After this, heresy that still persists in its course perpetrates a wilful outrage in conscious despair; the assertion of unbelief is deliberate shamelessness. They who make it take pride in folly and are dead to the faith, for it is not ignorance, but madness, to contradict this saying. The Lord had said, I and the Father are One; and the mystery of His birth, which He revealed, was the unity in nature of Father and Son. Again, when He was accused for claiming the Divine nature, He justified His claim by advancing a reason;— If I do not the works of the Father, believe Me not.
We are not to believe His assertion that He is the Son of God, unless He does His Father's works. Hence we see that His birth has given Him no new or alien nature, for His doing of the Father's works is to be the reason why we must believe that He is the Son. What room is there here for adoption, or for leave to use the name, or for denial that He was born from the nature of God, when the proof that He is God's Son is that He does the works which belong to the Father's nature?

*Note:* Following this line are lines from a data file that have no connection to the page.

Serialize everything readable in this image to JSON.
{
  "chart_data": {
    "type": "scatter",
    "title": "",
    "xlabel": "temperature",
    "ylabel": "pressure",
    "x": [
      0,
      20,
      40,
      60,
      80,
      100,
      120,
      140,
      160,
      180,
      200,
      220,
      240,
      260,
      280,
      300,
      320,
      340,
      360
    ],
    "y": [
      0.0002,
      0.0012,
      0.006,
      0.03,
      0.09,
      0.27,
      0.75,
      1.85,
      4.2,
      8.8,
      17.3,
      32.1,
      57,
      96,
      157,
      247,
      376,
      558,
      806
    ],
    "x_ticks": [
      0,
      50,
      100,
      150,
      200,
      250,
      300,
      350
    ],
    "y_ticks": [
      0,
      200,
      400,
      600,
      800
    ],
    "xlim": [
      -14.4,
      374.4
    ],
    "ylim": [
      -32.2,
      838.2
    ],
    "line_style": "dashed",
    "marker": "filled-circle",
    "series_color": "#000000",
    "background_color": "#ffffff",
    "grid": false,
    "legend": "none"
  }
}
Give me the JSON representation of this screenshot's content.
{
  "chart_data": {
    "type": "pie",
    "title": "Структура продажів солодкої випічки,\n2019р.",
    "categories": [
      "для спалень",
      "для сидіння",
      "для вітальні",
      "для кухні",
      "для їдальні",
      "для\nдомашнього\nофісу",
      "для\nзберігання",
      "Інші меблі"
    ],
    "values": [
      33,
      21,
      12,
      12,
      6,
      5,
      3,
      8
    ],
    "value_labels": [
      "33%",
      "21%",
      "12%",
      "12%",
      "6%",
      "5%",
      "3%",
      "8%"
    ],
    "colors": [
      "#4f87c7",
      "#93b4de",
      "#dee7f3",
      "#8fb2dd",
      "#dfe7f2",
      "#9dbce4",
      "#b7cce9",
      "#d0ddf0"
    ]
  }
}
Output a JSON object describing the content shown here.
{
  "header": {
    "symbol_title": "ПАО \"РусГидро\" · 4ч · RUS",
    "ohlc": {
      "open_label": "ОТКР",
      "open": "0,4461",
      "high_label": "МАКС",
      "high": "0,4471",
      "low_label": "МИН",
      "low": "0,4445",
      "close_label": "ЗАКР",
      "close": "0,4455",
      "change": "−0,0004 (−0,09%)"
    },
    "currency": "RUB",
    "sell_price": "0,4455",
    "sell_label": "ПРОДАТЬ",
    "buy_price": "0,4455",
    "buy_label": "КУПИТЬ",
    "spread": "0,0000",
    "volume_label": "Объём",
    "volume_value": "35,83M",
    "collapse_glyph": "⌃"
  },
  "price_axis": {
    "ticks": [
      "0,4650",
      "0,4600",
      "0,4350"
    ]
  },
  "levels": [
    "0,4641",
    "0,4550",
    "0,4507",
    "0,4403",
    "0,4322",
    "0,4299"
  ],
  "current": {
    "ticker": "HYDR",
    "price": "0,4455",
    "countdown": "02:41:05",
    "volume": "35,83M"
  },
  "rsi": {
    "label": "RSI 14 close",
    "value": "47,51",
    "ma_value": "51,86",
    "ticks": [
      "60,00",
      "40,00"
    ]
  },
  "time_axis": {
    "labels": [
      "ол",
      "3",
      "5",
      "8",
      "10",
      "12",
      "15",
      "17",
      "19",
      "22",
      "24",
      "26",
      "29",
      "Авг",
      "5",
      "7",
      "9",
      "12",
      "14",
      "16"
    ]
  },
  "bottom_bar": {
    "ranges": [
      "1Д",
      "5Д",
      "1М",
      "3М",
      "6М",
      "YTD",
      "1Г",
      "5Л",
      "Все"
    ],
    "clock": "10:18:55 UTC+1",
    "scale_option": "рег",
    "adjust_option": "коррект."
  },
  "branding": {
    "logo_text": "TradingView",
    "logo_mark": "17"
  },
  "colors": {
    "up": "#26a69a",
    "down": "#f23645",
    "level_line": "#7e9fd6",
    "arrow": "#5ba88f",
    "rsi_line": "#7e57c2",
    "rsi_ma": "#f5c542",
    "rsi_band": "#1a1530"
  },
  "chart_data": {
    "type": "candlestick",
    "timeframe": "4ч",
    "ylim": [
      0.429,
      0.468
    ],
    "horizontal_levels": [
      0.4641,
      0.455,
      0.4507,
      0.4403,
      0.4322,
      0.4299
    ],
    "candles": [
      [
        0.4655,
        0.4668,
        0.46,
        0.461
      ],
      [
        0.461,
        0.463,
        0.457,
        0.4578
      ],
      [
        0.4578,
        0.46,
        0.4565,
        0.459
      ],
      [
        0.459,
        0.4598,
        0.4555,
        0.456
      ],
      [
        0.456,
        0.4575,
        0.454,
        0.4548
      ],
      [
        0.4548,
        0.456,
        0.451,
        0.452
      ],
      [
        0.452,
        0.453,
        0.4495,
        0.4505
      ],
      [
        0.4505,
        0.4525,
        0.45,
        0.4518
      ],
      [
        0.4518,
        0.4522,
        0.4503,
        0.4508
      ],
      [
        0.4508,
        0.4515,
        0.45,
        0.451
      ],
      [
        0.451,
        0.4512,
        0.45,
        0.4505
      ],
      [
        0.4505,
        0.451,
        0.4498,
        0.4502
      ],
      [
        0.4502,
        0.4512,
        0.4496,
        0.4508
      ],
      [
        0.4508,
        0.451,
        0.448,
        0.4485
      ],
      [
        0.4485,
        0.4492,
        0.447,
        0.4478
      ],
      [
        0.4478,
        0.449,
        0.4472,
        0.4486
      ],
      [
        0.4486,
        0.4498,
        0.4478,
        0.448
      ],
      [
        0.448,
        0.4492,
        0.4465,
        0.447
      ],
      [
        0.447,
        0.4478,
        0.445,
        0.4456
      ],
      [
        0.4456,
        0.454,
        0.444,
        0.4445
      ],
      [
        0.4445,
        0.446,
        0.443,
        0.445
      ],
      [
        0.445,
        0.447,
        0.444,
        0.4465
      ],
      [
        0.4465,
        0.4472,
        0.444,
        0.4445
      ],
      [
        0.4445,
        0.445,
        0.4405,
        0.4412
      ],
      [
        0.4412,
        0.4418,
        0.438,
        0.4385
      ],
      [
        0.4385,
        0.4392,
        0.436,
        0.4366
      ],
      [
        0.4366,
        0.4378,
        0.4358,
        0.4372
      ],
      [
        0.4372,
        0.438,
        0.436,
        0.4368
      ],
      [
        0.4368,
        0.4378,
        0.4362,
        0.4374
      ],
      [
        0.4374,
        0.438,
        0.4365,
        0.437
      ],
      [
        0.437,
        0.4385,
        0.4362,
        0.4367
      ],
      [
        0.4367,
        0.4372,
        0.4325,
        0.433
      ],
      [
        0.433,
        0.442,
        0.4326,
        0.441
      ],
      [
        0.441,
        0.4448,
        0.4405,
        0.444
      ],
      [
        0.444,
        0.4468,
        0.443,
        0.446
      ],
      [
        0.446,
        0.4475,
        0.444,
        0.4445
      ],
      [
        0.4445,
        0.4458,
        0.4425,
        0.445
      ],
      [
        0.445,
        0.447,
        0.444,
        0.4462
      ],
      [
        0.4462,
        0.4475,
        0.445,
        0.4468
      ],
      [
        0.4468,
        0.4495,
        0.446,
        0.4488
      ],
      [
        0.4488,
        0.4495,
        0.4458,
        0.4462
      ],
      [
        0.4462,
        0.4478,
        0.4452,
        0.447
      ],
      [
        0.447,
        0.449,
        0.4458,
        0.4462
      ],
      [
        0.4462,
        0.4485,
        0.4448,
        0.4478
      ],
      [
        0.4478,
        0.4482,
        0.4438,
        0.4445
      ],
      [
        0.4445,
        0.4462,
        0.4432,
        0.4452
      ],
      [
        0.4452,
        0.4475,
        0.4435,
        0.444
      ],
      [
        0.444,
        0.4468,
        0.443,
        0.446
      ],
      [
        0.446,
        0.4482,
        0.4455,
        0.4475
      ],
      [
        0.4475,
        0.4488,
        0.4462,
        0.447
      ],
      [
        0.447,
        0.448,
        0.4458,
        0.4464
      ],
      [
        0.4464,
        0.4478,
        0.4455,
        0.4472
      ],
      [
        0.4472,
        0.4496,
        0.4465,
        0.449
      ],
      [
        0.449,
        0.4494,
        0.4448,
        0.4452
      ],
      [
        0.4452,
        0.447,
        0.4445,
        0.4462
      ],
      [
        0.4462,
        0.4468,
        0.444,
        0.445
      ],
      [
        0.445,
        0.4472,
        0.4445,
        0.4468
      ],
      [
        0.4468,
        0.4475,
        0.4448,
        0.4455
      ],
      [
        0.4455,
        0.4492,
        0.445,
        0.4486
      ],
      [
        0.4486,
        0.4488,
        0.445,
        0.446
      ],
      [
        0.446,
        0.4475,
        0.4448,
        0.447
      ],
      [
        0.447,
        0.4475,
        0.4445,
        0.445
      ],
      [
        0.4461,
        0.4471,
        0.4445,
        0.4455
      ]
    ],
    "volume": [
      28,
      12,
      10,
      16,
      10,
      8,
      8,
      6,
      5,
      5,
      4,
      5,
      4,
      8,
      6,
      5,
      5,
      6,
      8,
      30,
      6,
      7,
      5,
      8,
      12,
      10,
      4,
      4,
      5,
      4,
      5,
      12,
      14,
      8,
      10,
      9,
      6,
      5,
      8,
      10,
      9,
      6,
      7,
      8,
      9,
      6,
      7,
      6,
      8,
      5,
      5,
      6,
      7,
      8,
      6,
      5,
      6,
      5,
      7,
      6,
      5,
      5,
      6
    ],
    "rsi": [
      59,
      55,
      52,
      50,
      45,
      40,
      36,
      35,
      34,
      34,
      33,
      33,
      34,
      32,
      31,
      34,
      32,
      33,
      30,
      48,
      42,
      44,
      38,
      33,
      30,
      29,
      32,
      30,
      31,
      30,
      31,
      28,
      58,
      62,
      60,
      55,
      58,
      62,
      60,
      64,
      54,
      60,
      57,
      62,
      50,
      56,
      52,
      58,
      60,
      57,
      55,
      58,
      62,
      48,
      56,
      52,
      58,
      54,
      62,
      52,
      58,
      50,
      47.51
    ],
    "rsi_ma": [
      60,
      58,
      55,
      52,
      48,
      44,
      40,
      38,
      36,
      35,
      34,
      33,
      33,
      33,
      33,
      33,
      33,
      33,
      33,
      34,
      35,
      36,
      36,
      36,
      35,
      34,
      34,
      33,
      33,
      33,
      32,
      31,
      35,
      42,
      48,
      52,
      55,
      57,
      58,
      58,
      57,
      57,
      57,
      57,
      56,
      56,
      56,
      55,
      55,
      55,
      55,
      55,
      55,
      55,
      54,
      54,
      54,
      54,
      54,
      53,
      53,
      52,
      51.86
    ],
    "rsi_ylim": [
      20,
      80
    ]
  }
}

No creature is equal or like to God, no nature external to His is comparable in might to Him; it is only the Son, born from Himself, Whom we can without blasphemy liken and equal to Him. Nothing outside Himself can be compared to God without insult to His august majesty. If any being, not born from God's self, can be discovered that is like Him and equal to Him in power, then God, in admitting a partner to share His throne, forfeits His pre-eminence. No longer is God One, for a second, indistinguishable from Himself, has arisen.
On the other hand, there is no insult in making His own true Son His equal. For then that which is like Him is His own; that which is compared with Him is born from Himself; the Power that can do His own works is not external to Him. Nay more, it is an actual heightening of His glory, that He has begotten Omnipotence, and yet not severed that Omnipotent nature from Himself. The Son performs the Father's works, and on that ground demands that we should believe that He is God's Son.
This is no claim of mere arrogance; for He bases it upon His works, and bids us examine them. And He bears witness that these works are not His own, but His Father's. He would not have our thoughts distracted by the splendour of the deeds from the evidence for His birth. And because the Jews could not penetrate the mystery of the Body which He had taken, the Humanity born of Mary, and recognise the Son of God, He appeals to His deeds for confirmation of His right to the name— But if I do them, and you will not believe Me, believe the works.
First, He would not have them believe that He is the Son of God, except on the evidence of God's works which He does. Next, if He does the works, yet seems unworthy, in His bodily humility, to bear the Divine name, He demands that they shall believe the works. Why should the mystery of His human birth hinder our recognition of His birth as God, when He that is Divinely born fulfils every Divine task by the agency of that Manhood which He has assumed? If we believe not the Man, for the works' sake, when He tells us that He is the Son of God, let us believe the works when they, which are beyond a doubt the works of God, are manifestly wrought by the Son of God.
For the Son of God possesses, in virtue of His birth, everything that is God's; and therefore the Son's work is the Father's work because His birth has not excluded Him from that nature which is His source and wherein He abides, and because He has in Himself that nature to which He owes it that He exists eternally.